Try adding this to the top of your script:

import matplotlib.pyplot as plt
plt.ion()

that might fix it.

No affect, unfortunately.

For now, I’m at least able to output a few figures (which, honestly, I thought would take me months - not days. So I’m still pretty stoked to get anything).

When I get back to it tomorrow, I’m trying to see if I can change the color of the scale/lines so I can reflect negative numbers (even if it’s not necessarily conventional).

(I feel like you deserve to see them since you helped haha)
All Frequencies
Low Gamma
Theta

1 Like

not sure what’s going wrong; this works for me (yields a figure with 3 circular plots):

import matplotlib.pyplot as plt
import numpy as np
from mne_connectivity.viz import plot_connectivity_circle

rng = np.random.default_rng(seed=73)
plt.ion()

bands = dict(
    alpha=rng.uniform(size=(10, 10)),
    beta=rng.uniform(size=(10, 10)),
    gamma=rng.uniform(size=(10, 10)),
)
node_names = list('abcdefghij')

fig, axs = plt.subplots(1, 3, facecolor='k', subplot_kw=dict(polar=True))
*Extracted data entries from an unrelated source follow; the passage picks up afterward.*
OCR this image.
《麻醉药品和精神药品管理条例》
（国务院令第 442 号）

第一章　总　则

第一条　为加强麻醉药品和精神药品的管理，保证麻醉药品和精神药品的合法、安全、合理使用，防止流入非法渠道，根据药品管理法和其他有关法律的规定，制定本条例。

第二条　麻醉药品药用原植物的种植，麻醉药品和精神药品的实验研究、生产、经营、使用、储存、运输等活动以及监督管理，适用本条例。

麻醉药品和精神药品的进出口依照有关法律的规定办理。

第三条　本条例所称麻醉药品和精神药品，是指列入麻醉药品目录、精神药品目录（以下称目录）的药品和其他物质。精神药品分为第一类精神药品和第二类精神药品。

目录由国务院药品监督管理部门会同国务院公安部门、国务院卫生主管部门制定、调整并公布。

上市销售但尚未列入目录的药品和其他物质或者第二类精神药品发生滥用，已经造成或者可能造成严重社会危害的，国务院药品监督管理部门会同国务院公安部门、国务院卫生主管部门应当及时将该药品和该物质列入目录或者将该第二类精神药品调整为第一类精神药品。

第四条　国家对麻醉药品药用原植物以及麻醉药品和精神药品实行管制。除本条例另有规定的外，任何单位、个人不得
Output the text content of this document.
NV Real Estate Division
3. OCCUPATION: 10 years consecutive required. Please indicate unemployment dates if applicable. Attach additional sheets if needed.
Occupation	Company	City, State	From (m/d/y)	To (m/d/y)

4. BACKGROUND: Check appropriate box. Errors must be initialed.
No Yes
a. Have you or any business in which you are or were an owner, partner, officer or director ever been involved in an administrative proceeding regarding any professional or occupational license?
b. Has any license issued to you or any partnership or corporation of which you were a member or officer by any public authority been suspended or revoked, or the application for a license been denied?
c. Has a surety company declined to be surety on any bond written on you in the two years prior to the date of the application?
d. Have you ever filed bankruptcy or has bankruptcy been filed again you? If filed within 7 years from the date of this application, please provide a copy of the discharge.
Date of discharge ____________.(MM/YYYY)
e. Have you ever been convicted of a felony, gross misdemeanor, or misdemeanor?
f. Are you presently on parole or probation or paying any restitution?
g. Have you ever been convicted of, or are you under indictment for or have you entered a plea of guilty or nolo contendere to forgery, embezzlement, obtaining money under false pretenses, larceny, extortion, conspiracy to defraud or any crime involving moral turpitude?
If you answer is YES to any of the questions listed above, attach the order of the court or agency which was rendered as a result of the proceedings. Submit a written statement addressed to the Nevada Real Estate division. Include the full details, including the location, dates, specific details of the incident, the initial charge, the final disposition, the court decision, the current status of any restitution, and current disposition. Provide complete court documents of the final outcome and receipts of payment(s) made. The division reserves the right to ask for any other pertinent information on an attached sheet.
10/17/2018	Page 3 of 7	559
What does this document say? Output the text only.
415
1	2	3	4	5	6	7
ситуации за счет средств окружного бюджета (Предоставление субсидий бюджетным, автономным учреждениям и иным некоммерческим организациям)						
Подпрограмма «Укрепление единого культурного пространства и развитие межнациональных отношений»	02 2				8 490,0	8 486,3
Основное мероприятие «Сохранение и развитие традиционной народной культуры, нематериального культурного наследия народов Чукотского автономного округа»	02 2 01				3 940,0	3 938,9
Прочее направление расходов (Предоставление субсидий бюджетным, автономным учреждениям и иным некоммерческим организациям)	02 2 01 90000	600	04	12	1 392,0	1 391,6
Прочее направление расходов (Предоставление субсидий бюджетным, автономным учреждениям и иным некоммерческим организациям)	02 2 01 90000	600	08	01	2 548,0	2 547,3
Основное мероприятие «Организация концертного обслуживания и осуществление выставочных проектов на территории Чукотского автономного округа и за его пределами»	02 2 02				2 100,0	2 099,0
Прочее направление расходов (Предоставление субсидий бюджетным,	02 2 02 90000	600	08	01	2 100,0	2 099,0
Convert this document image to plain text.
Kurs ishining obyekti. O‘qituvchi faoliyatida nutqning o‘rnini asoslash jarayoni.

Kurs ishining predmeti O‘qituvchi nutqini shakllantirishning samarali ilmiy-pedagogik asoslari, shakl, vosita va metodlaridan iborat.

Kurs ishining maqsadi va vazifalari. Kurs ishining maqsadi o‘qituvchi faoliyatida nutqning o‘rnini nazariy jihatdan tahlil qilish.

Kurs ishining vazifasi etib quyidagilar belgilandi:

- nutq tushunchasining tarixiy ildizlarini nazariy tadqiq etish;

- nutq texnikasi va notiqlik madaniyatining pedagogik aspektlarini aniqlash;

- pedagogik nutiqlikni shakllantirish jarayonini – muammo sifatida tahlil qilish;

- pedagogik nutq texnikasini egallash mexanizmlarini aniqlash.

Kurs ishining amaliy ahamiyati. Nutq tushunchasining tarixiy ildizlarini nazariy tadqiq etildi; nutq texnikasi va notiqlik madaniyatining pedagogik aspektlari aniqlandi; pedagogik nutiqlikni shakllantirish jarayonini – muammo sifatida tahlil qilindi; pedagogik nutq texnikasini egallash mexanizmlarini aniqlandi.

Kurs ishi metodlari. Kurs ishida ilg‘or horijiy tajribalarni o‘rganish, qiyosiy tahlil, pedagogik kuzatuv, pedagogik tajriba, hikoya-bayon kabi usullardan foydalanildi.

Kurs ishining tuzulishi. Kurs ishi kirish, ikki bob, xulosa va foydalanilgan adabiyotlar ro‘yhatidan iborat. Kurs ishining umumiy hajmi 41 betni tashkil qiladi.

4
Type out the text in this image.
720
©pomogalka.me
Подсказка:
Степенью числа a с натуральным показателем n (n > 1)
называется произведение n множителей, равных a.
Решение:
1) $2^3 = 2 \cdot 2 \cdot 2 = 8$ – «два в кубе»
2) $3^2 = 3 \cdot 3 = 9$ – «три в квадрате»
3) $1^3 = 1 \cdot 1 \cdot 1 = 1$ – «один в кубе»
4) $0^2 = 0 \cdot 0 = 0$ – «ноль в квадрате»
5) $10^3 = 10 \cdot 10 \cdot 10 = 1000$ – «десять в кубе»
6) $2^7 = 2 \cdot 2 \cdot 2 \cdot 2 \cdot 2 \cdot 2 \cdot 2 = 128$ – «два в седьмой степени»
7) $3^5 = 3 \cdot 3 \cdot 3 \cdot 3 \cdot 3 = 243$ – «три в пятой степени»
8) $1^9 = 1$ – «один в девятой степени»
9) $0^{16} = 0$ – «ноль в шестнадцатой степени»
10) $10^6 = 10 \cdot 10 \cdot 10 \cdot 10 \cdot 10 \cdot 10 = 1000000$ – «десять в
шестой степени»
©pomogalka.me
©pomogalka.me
for ax, band in zip(axs, bands):
    plot_connectivity_circle(bands[band], node_names=node_names, title=band, ax=ax)

EDIT: I just saw that you mentioned the Spyder plots pane. I’ll guess that this is the problem. Embedded plot panes in IDEs like Spyder or PyCharm often do funny/custom things to “intercept” matplotlib plots and display them where they want them; unfortunately side effects like this are not uncommon.